This law was originally passed in 2005. Planned Parenthood was able to get an injunction suspending the law, but on June 27, 2008 the Circuit Court of Appeals lifted the injunction. More details can be found in an excellent article in the New England Journal of Medicine
It will be interesting to see if this law has any impact on the number of abortions in South Dakota. I’m guessing it won’t. Government-mandated scripts tend to get ignored as meaningless formalities: just look at how easy it has been for diet supplement purchasers to ignore the required FDA disclaimers and for smokers to ignore the warnings on cigarette packages. If anything, this law may just increase the emotional suffering of patients who have already had to make a very difficult decision.

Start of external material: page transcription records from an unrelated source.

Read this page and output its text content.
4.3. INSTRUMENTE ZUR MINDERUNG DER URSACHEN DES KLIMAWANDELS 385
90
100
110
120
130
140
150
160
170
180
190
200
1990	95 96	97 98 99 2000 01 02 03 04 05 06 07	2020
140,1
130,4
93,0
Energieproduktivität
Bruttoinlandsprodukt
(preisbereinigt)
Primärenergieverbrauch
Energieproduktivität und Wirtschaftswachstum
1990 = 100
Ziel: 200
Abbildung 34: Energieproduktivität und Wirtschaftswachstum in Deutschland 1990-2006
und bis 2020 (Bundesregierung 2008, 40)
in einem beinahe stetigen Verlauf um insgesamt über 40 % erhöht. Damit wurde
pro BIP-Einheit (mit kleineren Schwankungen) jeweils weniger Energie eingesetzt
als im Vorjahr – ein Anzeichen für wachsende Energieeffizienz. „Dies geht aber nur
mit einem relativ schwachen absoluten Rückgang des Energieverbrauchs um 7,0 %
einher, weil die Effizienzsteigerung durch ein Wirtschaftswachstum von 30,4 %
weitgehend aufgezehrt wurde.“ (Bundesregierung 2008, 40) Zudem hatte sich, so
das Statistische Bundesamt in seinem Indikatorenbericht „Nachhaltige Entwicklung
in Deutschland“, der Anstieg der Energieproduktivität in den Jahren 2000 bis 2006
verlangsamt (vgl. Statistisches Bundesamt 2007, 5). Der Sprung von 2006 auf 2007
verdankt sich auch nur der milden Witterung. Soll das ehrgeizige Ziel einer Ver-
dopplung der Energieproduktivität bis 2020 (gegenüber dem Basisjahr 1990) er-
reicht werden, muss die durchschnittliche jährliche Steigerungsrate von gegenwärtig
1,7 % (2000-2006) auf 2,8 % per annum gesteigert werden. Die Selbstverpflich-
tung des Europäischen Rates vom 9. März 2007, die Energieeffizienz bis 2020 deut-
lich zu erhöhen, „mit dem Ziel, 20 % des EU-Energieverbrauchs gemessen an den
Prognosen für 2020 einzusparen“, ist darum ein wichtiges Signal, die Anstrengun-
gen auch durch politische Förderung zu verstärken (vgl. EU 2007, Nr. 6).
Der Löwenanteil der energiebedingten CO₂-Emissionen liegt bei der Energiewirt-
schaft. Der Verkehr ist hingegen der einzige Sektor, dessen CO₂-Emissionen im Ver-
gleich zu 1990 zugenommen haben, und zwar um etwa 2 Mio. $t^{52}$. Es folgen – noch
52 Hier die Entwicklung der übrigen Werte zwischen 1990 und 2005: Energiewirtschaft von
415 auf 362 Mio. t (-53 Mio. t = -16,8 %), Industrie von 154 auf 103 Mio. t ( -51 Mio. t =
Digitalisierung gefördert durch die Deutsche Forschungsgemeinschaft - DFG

So the ideologues who passed this law probably won’t achieve what they hoped to achieve. Instead, they have established an ominous precedent by allowing the state to dictate word-for-word what a doctor must say to his patient.
I don’t think anyone really likes the idea of abortions: most people who accept abortions see them as the lesser of two evils. The dilemmas are ethical, not medical. Women seeking an abortion should be told the medical facts and should be interviewed sensitively to make sure they understand, have seriously considered the alternatives, and have made a decision they can live with. Good doctors already do that kind of thing quite well; this legislation will not make them do it any better. Arguably, it’s likely to make them do worse.
Once the foot is in the door, where will such interference stop? Imagine if no prescription could be written without the doctor first reciting a state-mandated script. I admit I’m tempted by the idea of requiring chiropractors to tell their patients about Sandra Nette and the risks of stroke before they consent to neck manipulation. I also fantasize about requiring true informed consent for diet supplements and homeopathy, especially if they would let SBM authors write the scripts. But I don’t think any of us would seriously want that degree of state interference, even in the service of science and reason. If nothing else, because science must continually adapt to new evidence, while a state-mandated script is fixed dogma.
This law is just wrong, wrong, wrong on every level. The court decision was divided. Let us hope that a new legal challenge may come along with better legal arguments to sway the judges who formed the majority. Let us hope this law will be struck down. Let us hope that this unfortunate precedent is not the harbinger of Big Brother’s intrusion into every doctor-patient encounter.